Making a more-than-handsome profit off the behavior of others is an old American tradition, especially when it comes to so-called “lifestyle choices” at the core of this nation’s social-cultural apparatus. In the United States, the “choice” of over-reliance on automobiles, and the crude-oil-based fuels that power them, is a perfect case in point -- particularly so here in the state of California, what with its 25 million cars and trucks (which combine for nearly 300 billion “vehicle miles” traveled annually, according to the state Air Resources Board). With such an appallingly comprehensive stranglehold on the transportation infrastructure, which applies generally across the country as a whole, it would be utterly astonishing if the oil barons didn’t do everything possible to squeeze every last dollar out of all of us. They’re doing only what they know how to do, within the narrow, predatory capitalist scheme of things, to the complete exclusion of anything else: that is, maximize profits, while having no concern at all for the consequences to the wider society. Like I said, this is a fundamental corporate attitude that’s about as all-American as anything. To believe that oil companies would act any differently, perhaps showing at least a modicum of fairness or responsibility towards the citizenry they so ruthlessly exploit for their own advantage, is absurd in the extreme.
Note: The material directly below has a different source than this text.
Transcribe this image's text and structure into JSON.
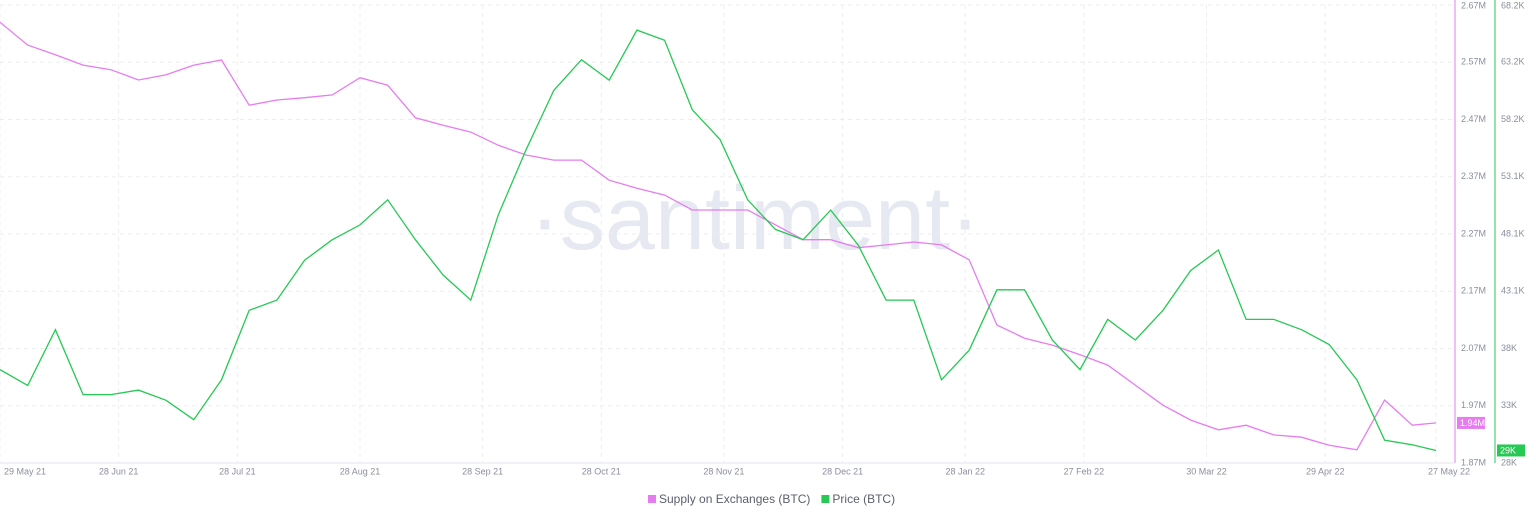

So, if the corporate sector -- as represented, in this case, by multinational oil companies -- aided and abetted by the politicians and public institutions they own and manipulate, is hell-bent on raping the earth and milking us poor dumb chumps until there’s literally nothing left, what’s the answer then? If the mystical chimera of profit is allowed to trump all other concerns, both in the human realm and the natural world, what’s the proper response? Plainly, the answer lies in not participating, in not playing the role of passive complicity in a system of ravenous exploitation. In this case, it’s the willful acceptance of a consumerist model of existence -- a dead-end, nowhere mode of living if there ever was one. Specifically, why don’t we just opt out of the fossil-fuel based automobile culture altogether? It’s our panting eagerness to play along with this dangerous fiction, this brutal disaster of an energy source that’s only going to destroy us in the long run, that is itself the foundation of all the violence and destruction being meted out by our so-called political “leaders” upon huge portions of the earth and its sorry inhabitants. Who gives a shit if gasoline costs three dollars a gallon, or ten, or fifty cents? Stop consuming it, for crying out loud; stop providing the ownership class an incentive to continue their mindless rampage of greed -- join the struggle to establish a new, sustainable paradigm of human existence. The alternative is, well, pretty ugly and foul. And terminal.
Yeah, I know, it all sounds so trite, and far more easily said and done. But what hope is there, if we simply succumb to the despair and lurch and stagger onward, in our fog of denial, headlong toward the precipice of oblivion? Not much, actually. The only serious question then, at this very late moment, is: have we already waited too long to save ourselves? My pickled sensibilities very nearly can’t face the answer to that.
In any event, later this evening I’m planning to attend the impeachment forum being presented by the Progressive Caucus of the California Democratic Party, which is being moderated by Mike Malloy. Perhaps we’ll uncover a new, untapped vein of energized optimism somewhere in the proceedings -- we can only hope.